12 Minuti resta, per noi … forse il pezzo più bello dell’intero lavoro, quasi un gioco dove le note si intrecciano alla splendida voce sorretta ad un certo punto da una chitarra che pur quasi defilata, lascia il segno …. eccome se lo lascia. Quasi un walzer dal quale è impossibile scappare anzi, se chiudete gli occhi per un’istante sognerete lampadari disneyliani e territori inesplorati dove i Syndone vi accompagnano senza accorgervene.

Evelyn è l’emergere di una donna che racconta la sua storia attraverso il bel pianoforte di Gigi Rivetti, la splendida voce del solito Ruggeri che stavolta ha il sostegno di una Viola Nocenzi immensa. Un pezzo semplicemente da brividi, sia per la storia che racconta che per la musicalità intrinseca che alla fine si lascia accompagnare da un bel classicismo jazzato come pochi riescono a fare e che guarda molto, ma molto lontano.

Mysoginia, il pezzo da cui prende il titolo l’album, è un altro passaggio di stupenda fattura, un brano che non lascia spazi a interpretazioni di qualsivoglia genere, ma sembra sia stato scritto solo ed esclusivamente per essere ascoltato succhiandone il senso fino al midollo e nulla più, perché ognuno è libero di interpretarlo a modo suo. Già perché solo ragionando su quel termine, che esprime il sentimento avverso alle donne, ci si rende conto di quanto, proprio le donne siano davvero il centro dell’universo.

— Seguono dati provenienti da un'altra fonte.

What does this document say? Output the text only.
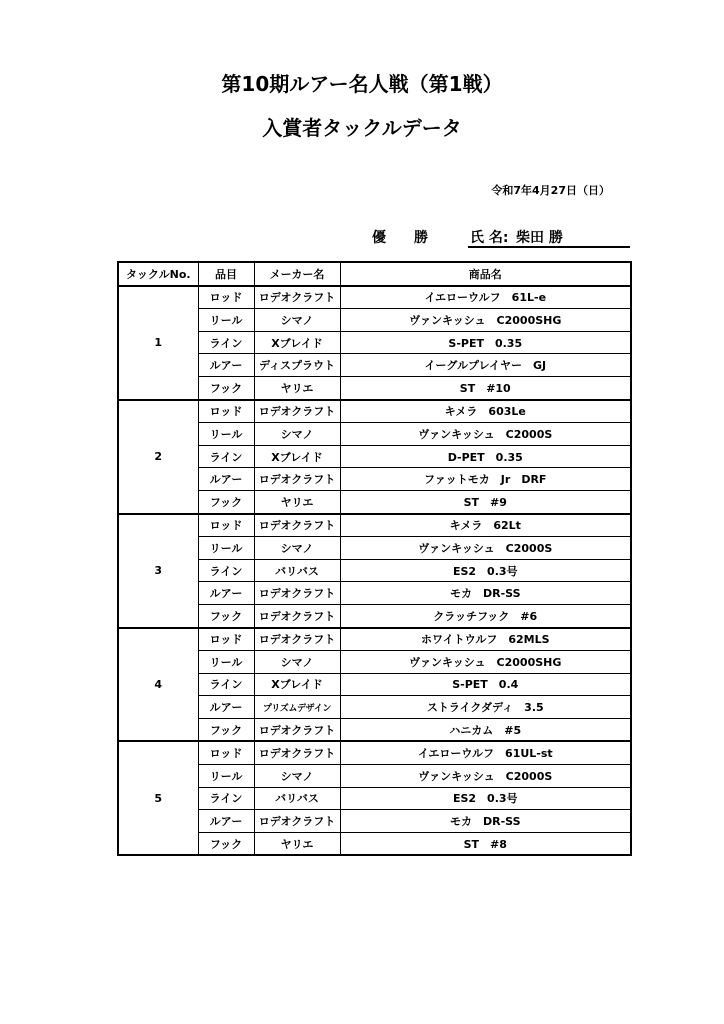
第10期ルアー名人戦（第1戦）
入賞者タックルデータ
令和7年4月27日（日）
優　　勝	氏 名: 柴田 勝
タックルNo.	品目	メーカー名	商品名
1	ロッド	ロデオクラフト	イエローウルフ　61L-e
	リール	シマノ	ヴァンキッシュ　C2000SHG
	ライン	Xブレイド	S-PET　0.35
	ルアー	ディスプラウト	イーグルプレイヤー　GJ
	フック	ヤリエ	ST　#10
2	ロッド	ロデオクラフト	キメラ　603Le
	リール	シマノ	ヴァンキッシュ　C2000S
	ライン	Xブレイド	D-PET　0.35
	ルアー	ロデオクラフト	ファットモカ　Jr　DRF
	フック	ヤリエ	ST　#9
3	ロッド	ロデオクラフト	キメラ　62Lt
	リール	シマノ	ヴァンキッシュ　C2000S
	ライン	バリバス	ES2　0.3号
	ルアー	ロデオクラフト	モカ　DR-SS
	フック	ロデオクラフト	クラッチフック　#6
4	ロッド	ロデオクラフト	ホワイトウルフ　62MLS
	リール	シマノ	ヴァンキッシュ　C2000SHG
	ライン	Xブレイド	S-PET　0.4
	ルアー	プリズムデザイン	ストライクダディ　3.5
	フック	ロデオクラフト	ハニカム　#5
5	ロッド	ロデオクラフト	イエローウルフ　61UL-st
	リール	シマノ	ヴァンキッシュ　C2000S
	ライン	バリバス	ES2　0.3号
	ルアー	ロデオクラフト	モカ　DR-SS
	フック	ヤリエ	ST　#8
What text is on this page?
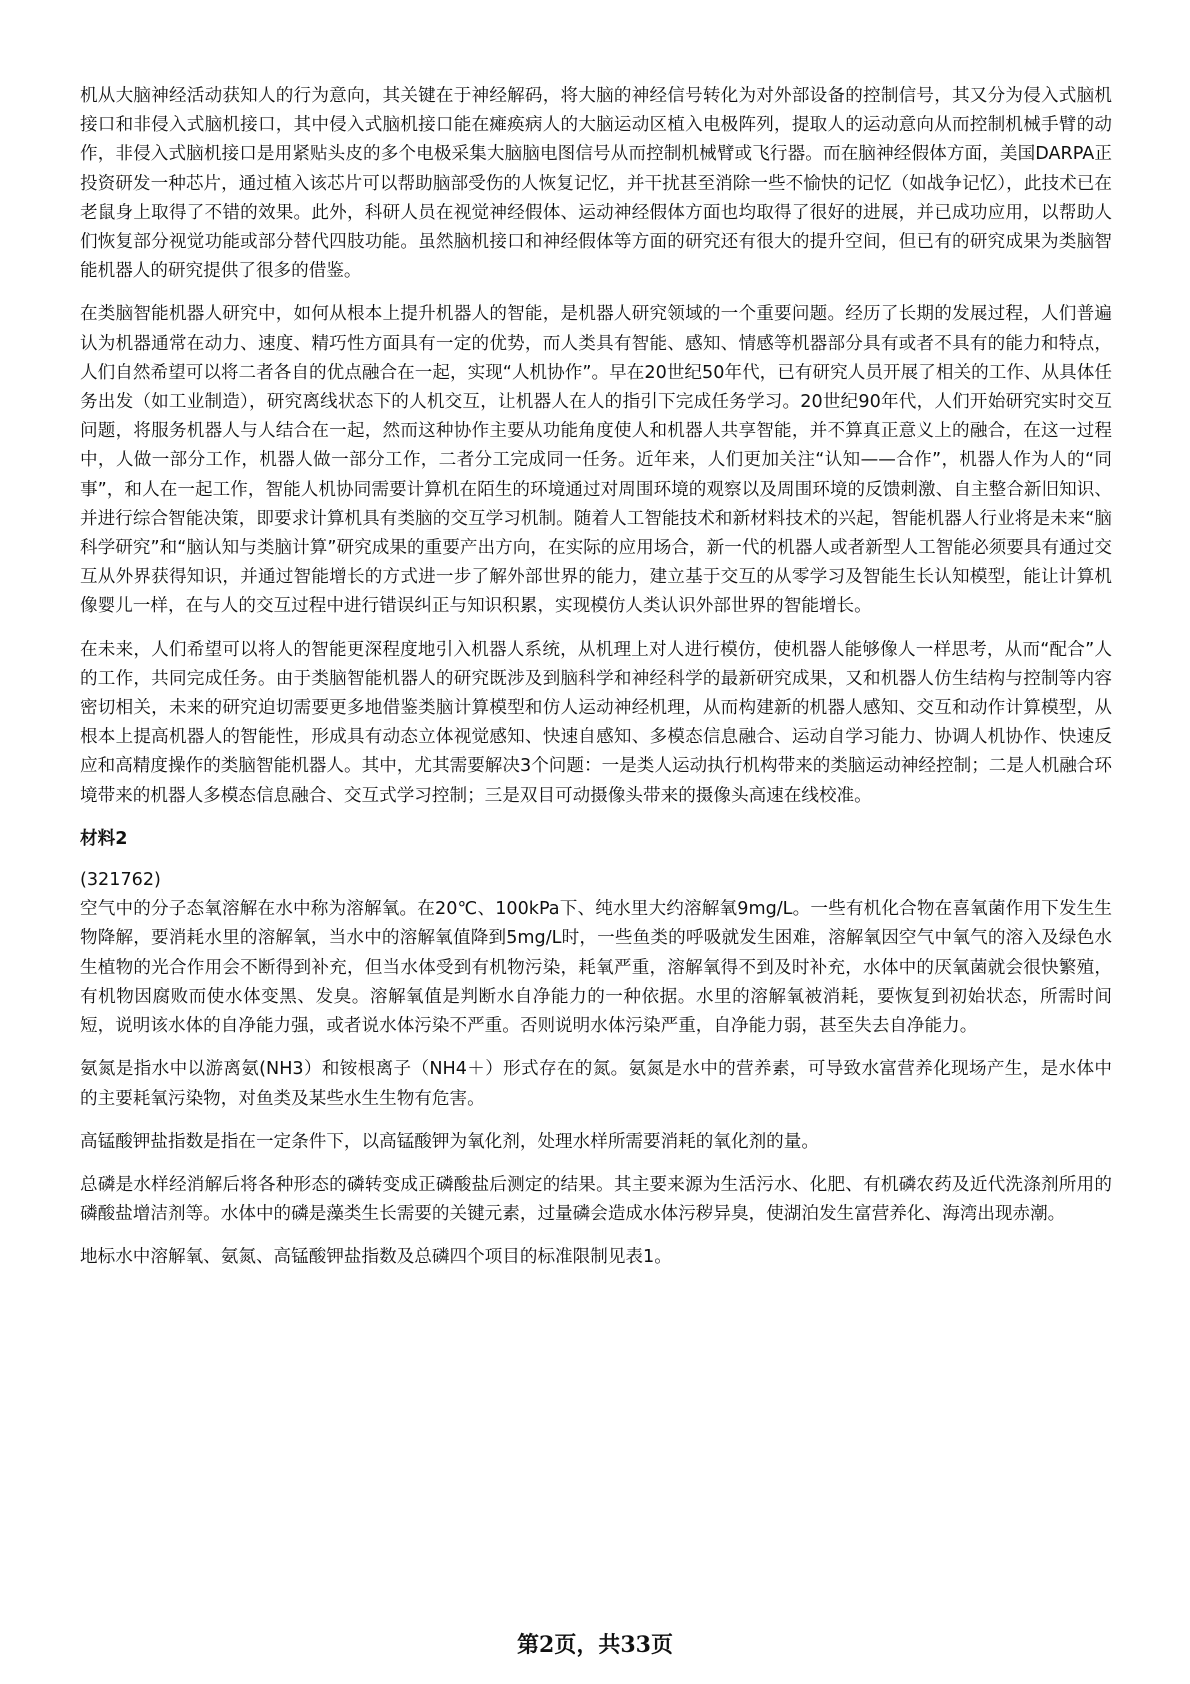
机从大脑神经活动获知人的行为意向，其关键在于神经解码，将大脑的神经信号转化为对外部设备的控制信号，其又分为侵入式脑机接口和非侵入式脑机接口，其中侵入式脑机接口能在瘫痪病人的大脑运动区植入电极阵列，提取人的运动意向从而控制机械手臂的动作，非侵入式脑机接口是用紧贴头皮的多个电极采集大脑脑电图信号从而控制机械臂或飞行器。而在脑神经假体方面，美国DARPA正投资研发一种芯片，通过植入该芯片可以帮助脑部受伤的人恢复记忆，并干扰甚至消除一些不愉快的记忆（如战争记忆），此技术已在老鼠身上取得了不错的效果。此外，科研人员在视觉神经假体、运动神经假体方面也均取得了很好的进展，并已成功应用，以帮助人们恢复部分视觉功能或部分替代四肢功能。虽然脑机接口和神经假体等方面的研究还有很大的提升空间，但已有的研究成果为类脑智能机器人的研究提供了很多的借鉴。

在类脑智能机器人研究中，如何从根本上提升机器人的智能，是机器人研究领域的一个重要问题。经历了长期的发展过程，人们普遍认为机器通常在动力、速度、精巧性方面具有一定的优势，而人类具有智能、感知、情感等机器部分具有或者不具有的能力和特点，人们自然希望可以将二者各自的优点融合在一起，实现“人机协作”。早在20世纪50年代，已有研究人员开展了相关的工作、从具体任务出发（如工业制造），研究离线状态下的人机交互，让机器人在人的指引下完成任务学习。20世纪90年代，人们开始研究实时交互问题，将服务机器人与人结合在一起，然而这种协作主要从功能角度使人和机器人共享智能，并不算真正意义上的融合，在这一过程中，人做一部分工作，机器人做一部分工作，二者分工完成同一任务。近年来，人们更加关注“认知——合作”，机器人作为人的“同事”，和人在一起工作，智能人机协同需要计算机在陌生的环境通过对周围环境的观察以及周围环境的反馈刺激、自主整合新旧知识、并进行综合智能决策，即要求计算机具有类脑的交互学习机制。随着人工智能技术和新材料技术的兴起，智能机器人行业将是未来“脑科学研究”和“脑认知与类脑计算”研究成果的重要产出方向，在实际的应用场合，新一代的机器人或者新型人工智能必须要具有通过交互从外界获得知识，并通过智能增长的方式进一步了解外部世界的能力，建立基于交互的从零学习及智能生长认知模型，能让计算机像婴儿一样，在与人的交互过程中进行错误纠正与知识积累，实现模仿人类认识外部世界的智能增长。

在未来，人们希望可以将人的智能更深程度地引入机器人系统，从机理上对人进行模仿，使机器人能够像人一样思考，从而“配合”人的工作，共同完成任务。由于类脑智能机器人的研究既涉及到脑科学和神经科学的最新研究成果，又和机器人仿生结构与控制等内容密切相关，未来的研究迫切需要更多地借鉴类脑计算模型和仿人运动神经机理，从而构建新的机器人感知、交互和动作计算模型，从根本上提高机器人的智能性，形成具有动态立体视觉感知、快速自感知、多模态信息融合、运动自学习能力、协调人机协作、快速反应和高精度操作的类脑智能机器人。其中，尤其需要解决3个问题：一是类人运动执行机构带来的类脑运动神经控制；二是人机融合环境带来的机器人多模态信息融合、交互式学习控制；三是双目可动摄像头带来的摄像头高速在线校准。

材料2

(321762)

空气中的分子态氧溶解在水中称为溶解氧。在20℃、100kPa下、纯水里大约溶解氧9mg/L。一些有机化合物在喜氧菌作用下发生生物降解，要消耗水里的溶解氧，当水中的溶解氧值降到5mg/L时，一些鱼类的呼吸就发生困难，溶解氧因空气中氧气的溶入及绿色水生植物的光合作用会不断得到补充，但当水体受到有机物污染，耗氧严重，溶解氧得不到及时补充，水体中的厌氧菌就会很快繁殖，有机物因腐败而使水体变黑、发臭。溶解氧值是判断水自净能力的一种依据。水里的溶解氧被消耗，要恢复到初始状态，所需时间短，说明该水体的自净能力强，或者说水体污染不严重。否则说明水体污染严重，自净能力弱，甚至失去自净能力。

氨氮是指水中以游离氨(NH3）和铵根离子（NH4＋）形式存在的氮。氨氮是水中的营养素，可导致水富营养化现场产生，是水体中的主要耗氧污染物，对鱼类及某些水生生物有危害。

高锰酸钾盐指数是指在一定条件下，以高锰酸钾为氧化剂，处理水样所需要消耗的氧化剂的量。

总磷是水样经消解后将各种形态的磷转变成正磷酸盐后测定的结果。其主要来源为生活污水、化肥、有机磷农药及近代洗涤剂所用的磷酸盐增洁剂等。水体中的磷是藻类生长需要的关键元素，过量磷会造成水体污秽异臭，使湖泊发生富营养化、海湾出现赤潮。

地标水中溶解氧、氨氮、高锰酸钾盐指数及总磷四个项目的标准限制见表1。

第2页，共33页
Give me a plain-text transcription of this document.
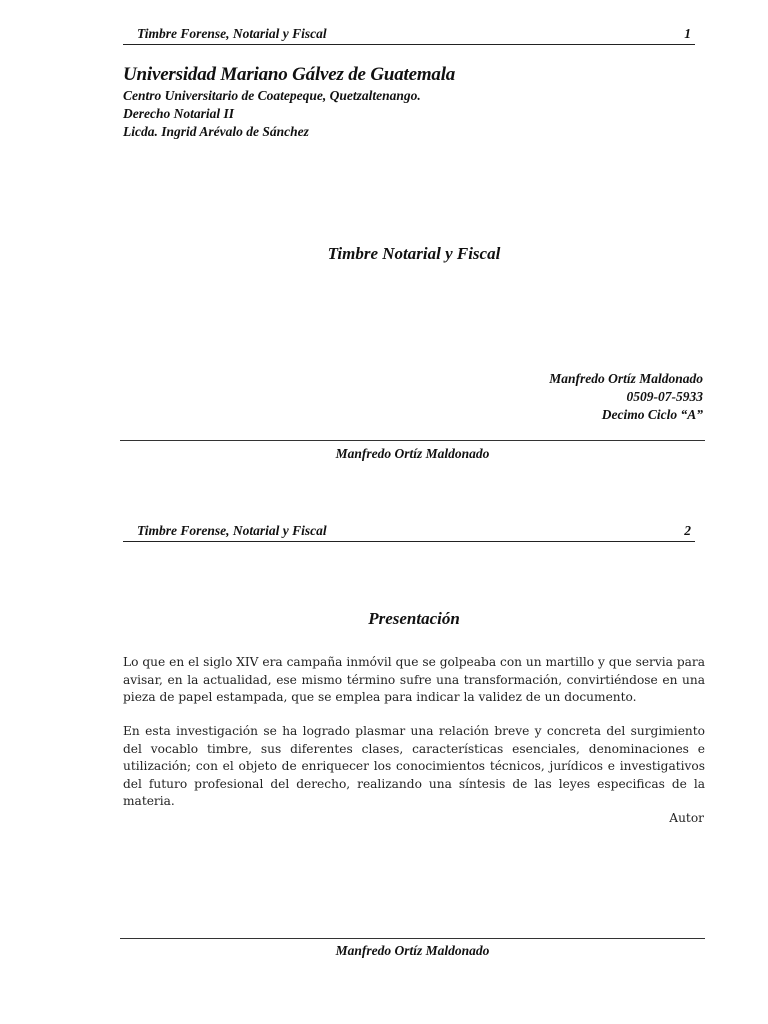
Timbre Forense, Notarial y Fiscal	1
Universidad Mariano Gálvez de Guatemala
Centro Universitario de Coatepeque, Quetzaltenango.
Derecho Notarial II
Licda. Ingrid Arévalo de Sánchez
Timbre Notarial y Fiscal
Manfredo Ortíz Maldonado
0509-07-5933
Decimo Ciclo “A”
Manfredo Ortíz Maldonado
Timbre Forense, Notarial y Fiscal	2
Presentación

Lo que en el siglo XIV era campaña inmóvil que se golpeaba con un martillo y que servia para avisar, en la actualidad, ese mismo término sufre una transformación, convirtiéndose en una pieza de papel estampada, que se emplea para indicar la validez de un documento.

En esta investigación se ha logrado plasmar una relación breve y concreta del surgimiento del vocablo timbre, sus diferentes clases, características esenciales, denominaciones e utilización; con el objeto de enriquecer los conocimientos técnicos, jurídicos e investigativos del futuro profesional del derecho, realizando una síntesis de las leyes especificas de la materia.

Autor
Manfredo Ortíz Maldonado
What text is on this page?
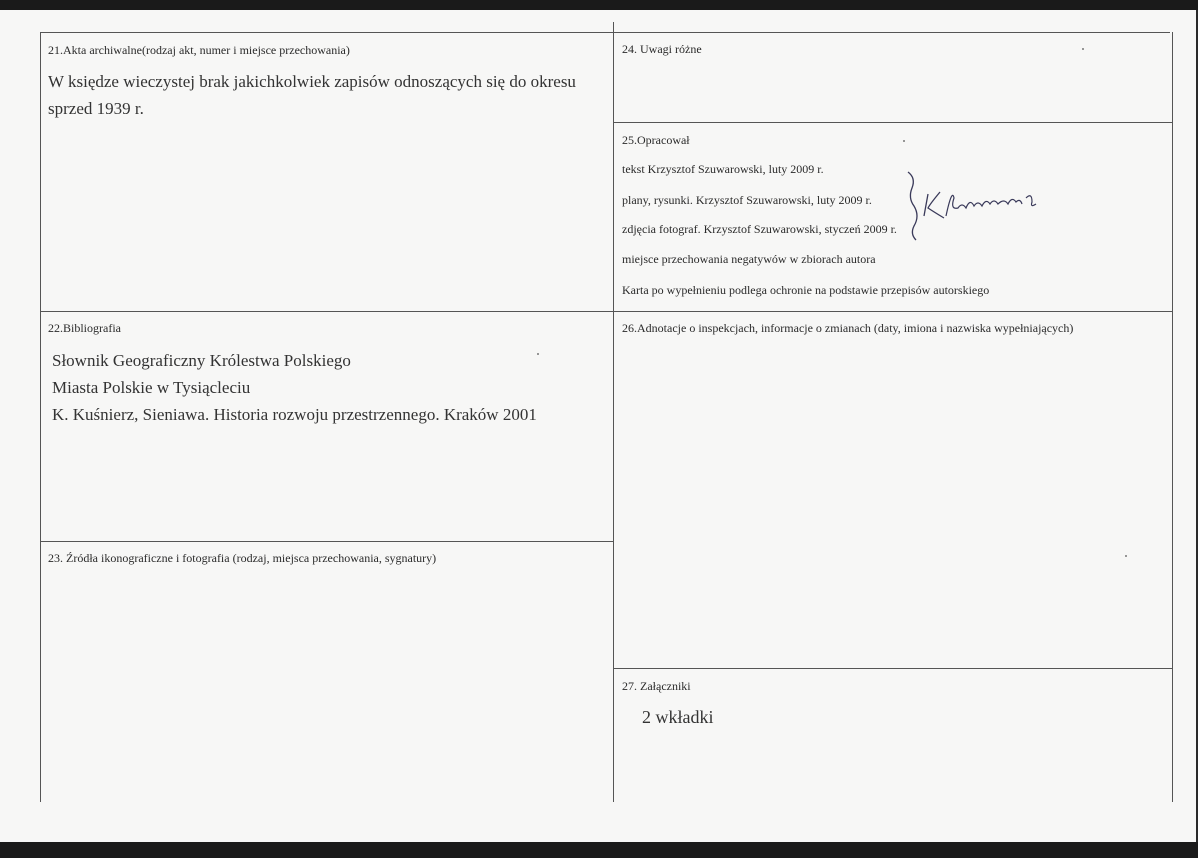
21.Akta archiwalne(rodzaj akt, numer i miejsce przechowania)
W księdze wieczystej brak jakichkolwiek zapisów odnoszących się do okresu
sprzed 1939 r.
24. Uwagi różne
25.Opracował
tekst Krzysztof Szuwarowski, luty 2009 r.
plany, rysunki. Krzysztof Szuwarowski, luty 2009 r.
zdjęcia fotograf. Krzysztof Szuwarowski, styczeń 2009 r.
miejsce przechowania negatywów w zbiorach autora
Karta po wypełnieniu podlega ochronie na podstawie przepisów autorskiego
22.Bibliografia
Słownik Geograficzny Królestwa Polskiego
Miasta Polskie w Tysiącleciu
K. Kuśnierz, Sieniawa. Historia rozwoju przestrzennego. Kraków 2001
23. Źródła ikonograficzne i fotografia (rodzaj, miejsca przechowania, sygnatury)
26.Adnotacje o inspekcjach, informacje o zmianach (daty, imiona i nazwiska wypełniających)
27. Załączniki
2 wkładki
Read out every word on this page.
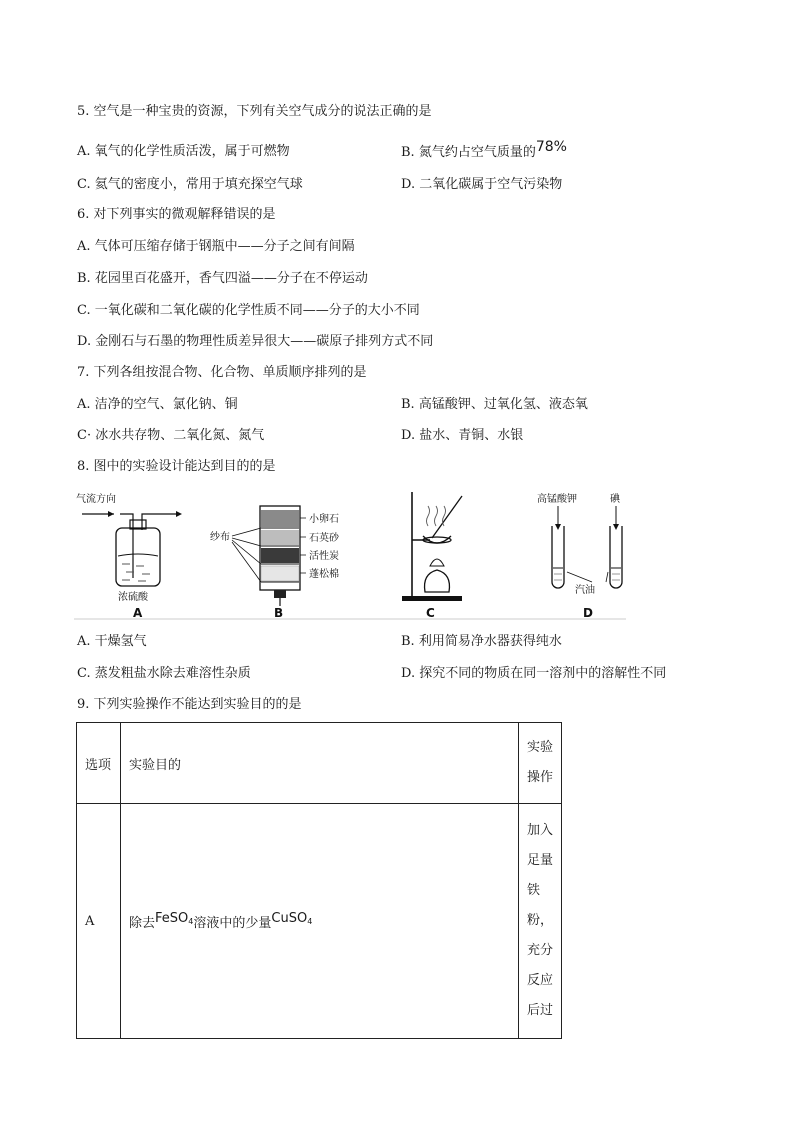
5. 空气是一种宝贵的资源，下列有关空气成分的说法正确的是
A. 氧气的化学性质活泼，属于可燃物	B. 氮气约占空气质量的78%
C. 氦气的密度小，常用于填充探空气球	D. 二氧化碳属于空气污染物
6. 对下列事实的微观解释错误的是
A. 气体可压缩存储于钢瓶中——分子之间有间隔
B. 花园里百花盛开，香气四溢——分子在不停运动
C. 一氧化碳和二氧化碳的化学性质不同——分子的大小不同
D. 金刚石与石墨的物理性质差异很大——碳原子排列方式不同
7. 下列各组按混合物、化合物、单质顺序排列的是
A. 洁净的空气、氯化钠、铜	B. 高锰酸钾、过氧化氢、液态氧
C· 冰水共存物、二氧化氮、氮气	D. 盐水、青铜、水银
8. 图中的实验设计能达到目的的是
气流方向
浓硫酸
A
纱布
小卵石
石英砂
活性炭
蓬松棉
B	C
高锰酸钾	碘
汽油
D
A. 干燥氢气	B. 利用简易净水器获得纯水
C. 蒸发粗盐水除去难溶性杂质	D. 探究不同的物质在同一溶剂中的溶解性不同
9. 下列实验操作不能达到实验目的的是
选项	实验目的	实验操作
A	除去FeSO$_4$溶液中的少量CuSO$_4$	加入足量铁粉，充分反应后过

Con Women l’argomento donne viene ancora sviscerato, ma stavolta il cantato è in inglese, ed i Syndone fanno bene a dare al pezzo questo tocco perché la lingua anglosassone si presta perfettamente al tema musicale composto. Le tastiere ed il vibrafono qui sono, insieme al moog, il centro di un universo “femminile” tutto da esplorare, tutto da scoprire e forse, anche da difendere. Poi il resto è solo grande progressive rock.

Con No Sin torna l’atmosfera dolce e pacata che Marta Caldara riesce a rendere davvero unica, come la bellissima voce di Ruggeri sostenuta anche qui dal moog di un Rivetti che non è l’unico ad essere in forma, e da uno splendido, anche se breve, assolo di chitarra di Gigi Venegoni che quasi in chiusura del pezzo distorce lo strumento dando spazio alla grande orchestra di Francesco Zago per tornare poi a reinserirsi con abilità e maestrìa a chiusura del passaggio.

Mysoginia chiude alla grande con Amalia, altro brano d’atmosfera che chiama a grandi momenti di musica, con un’apertura affidata ad un violino e ad un pianoforte che spianano la strada al racconto per chiudersi poi come una colonna sonora dedicata a tutte le donne del mondo.

Un grande disco come Mysoginia apre nuovi orizzonti ai Syndone che finora si sono dimostrati davvero immensi, sia con le precedenti produzioni che con quest’ultima, un disco che non mancherà di attirare anche chi del progressive non è proprio fan. Che band ragazzi, non perdeteveli  …. ovunque essi siano ed ovunque voi siate! E comunque Viva le Donne.